Mainking predictions with the forecast model

image_list <- make_image_list(psp,
                              tox_levels = c(0,10,30,80),
                              forecast_steps = 1,
                              n_steps = 3,
                              minimum_gap=4,
                              maximum_gap=10,
                              toxins=c("gtx4","gtx1","dcgtx3","gtx5","dcgtx2","gtx3","gtx2","neo","dcstx","stx","c1","c2"),
                              environmentals=c())

Extract the train and test years out of the configuration file

#Splits image_list by year for grouping into train/test data
years <- sapply(image_list, function(x) {return(x$year)})
image_list <- split(image_list, years)

#configuration
TRAIN <-   c("2015", "2016", "2017", "2018", "2019", "2020", "2021", "2022", "2023", "2024")
TEST <-    c("2014")

Prepare the train and test sets by calling pool_images_and_labels()

train <- pool_images_and_labels(image_list[TRAIN], 
                                cfg = cfg, 
                                downsample = FALSE,
                                upsample = FALSE)

test <- pool_images_and_labels(image_list[TEST], 
                               cfg = cfg,
                               upsample = FALSE)

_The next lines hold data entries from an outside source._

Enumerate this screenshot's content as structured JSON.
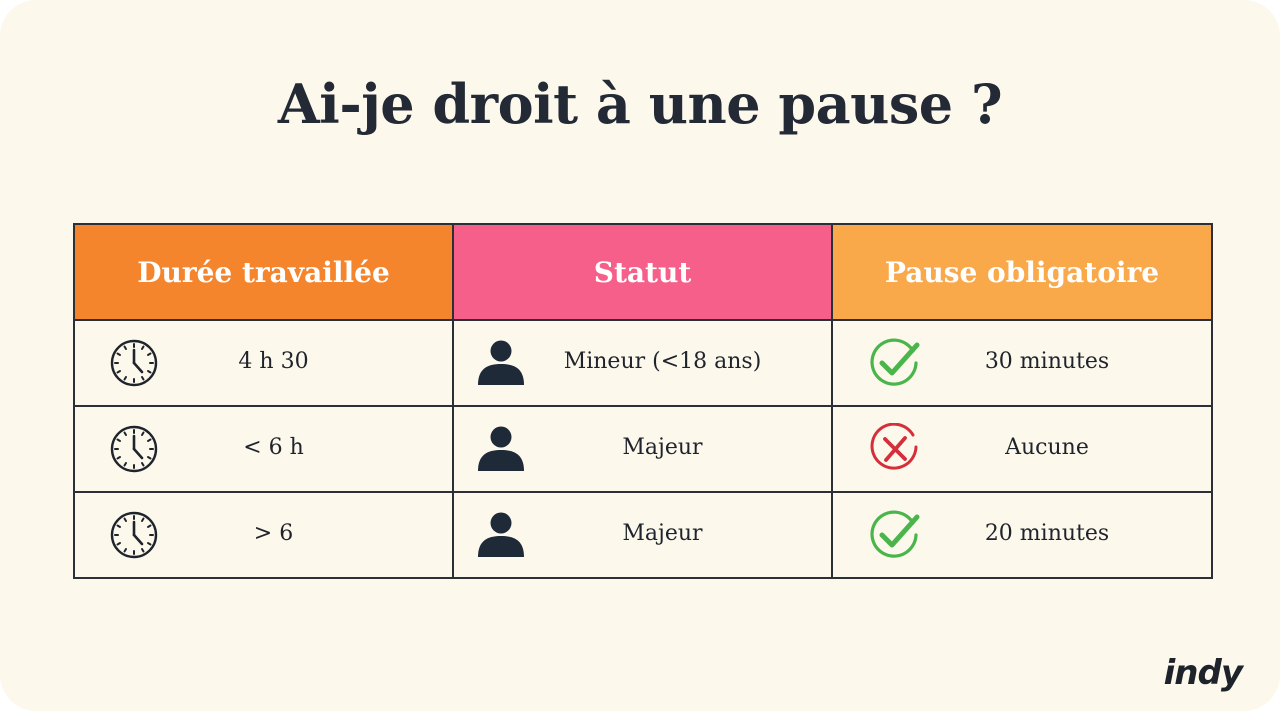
{
  "title": "Ai-je droit à une pause ?",
  "colors": {
    "header_col1": "#f5852d",
    "header_col2": "#f55f89",
    "header_col3": "#f9a84a",
    "check_green": "#4ab54a",
    "cross_red": "#d42f3a"
  },
  "table": {
    "headers": [
      "Durée travaillée",
      "Statut",
      "Pause obligatoire"
    ],
    "rows": [
      {
        "duration": "4 h 30",
        "duration_icon": "clock-icon",
        "status": "Mineur (<18 ans)",
        "status_icon": "person-icon",
        "pause": "30 minutes",
        "pause_icon": "check-icon"
      },
      {
        "duration": "< 6 h",
        "duration_icon": "clock-icon",
        "status": "Majeur",
        "status_icon": "person-icon",
        "pause": "Aucune",
        "pause_icon": "cross-icon"
      },
      {
        "duration": "> 6",
        "duration_icon": "clock-icon",
        "status": "Majeur",
        "status_icon": "person-icon",
        "pause": "20 minutes",
        "pause_icon": "check-icon"
      }
    ]
  },
  "brand": {
    "logo": "indy"
  }
}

model_input <- list(train = train,
                    test = test)

Get the dimensions of one input sample. We’ll tell the model what to expect for the second dimension

dim_test <- dim(model_input$test$image)

Now define the model architecture:

model <- keras::keras_model_sequential() |> 
    keras::layer_dense(units = 32,
                       activation = "relu", 
                       input_shape = dim_test[2], 
                       name = "layer1") |> 
    keras::layer_dropout(rate = 0.3) |> 
    keras::layer_dense(units = 32,
                       activation = "relu",
                       name = "layer2") |> 
    keras::layer_dropout(rate = 0.3) |> 
    keras::layer_dense(units = 4, 
                       activation = "softmax")

model
Model: "sequential"
________________________________________________________________________________
Layer (type)                        Output Shape                    Param #     
================================================================================
layer1 (Dense)                      (None, 32)                      1184        
________________________________________________________________________________
dropout_1 (Dropout)                 (None, 32)                      0           
________________________________________________________________________________
layer2 (Dense)                      (None, 32)                      1056        
________________________________________________________________________________
dropout (Dropout)                   (None, 32)                      0           
________________________________________________________________________________
dense (Dense)                       (None, 4)                       132         
================================================================================
Total params: 2,372
Trainable params: 2,372
Non-trainable params: 0
________________________________________________________________________________

Compile the model we defined

model <- model |> 
    keras::compile(optimizer =  "adam",
                   loss =       "categorical_crossentropy", 
                   metrics =    "categorical_accuracy")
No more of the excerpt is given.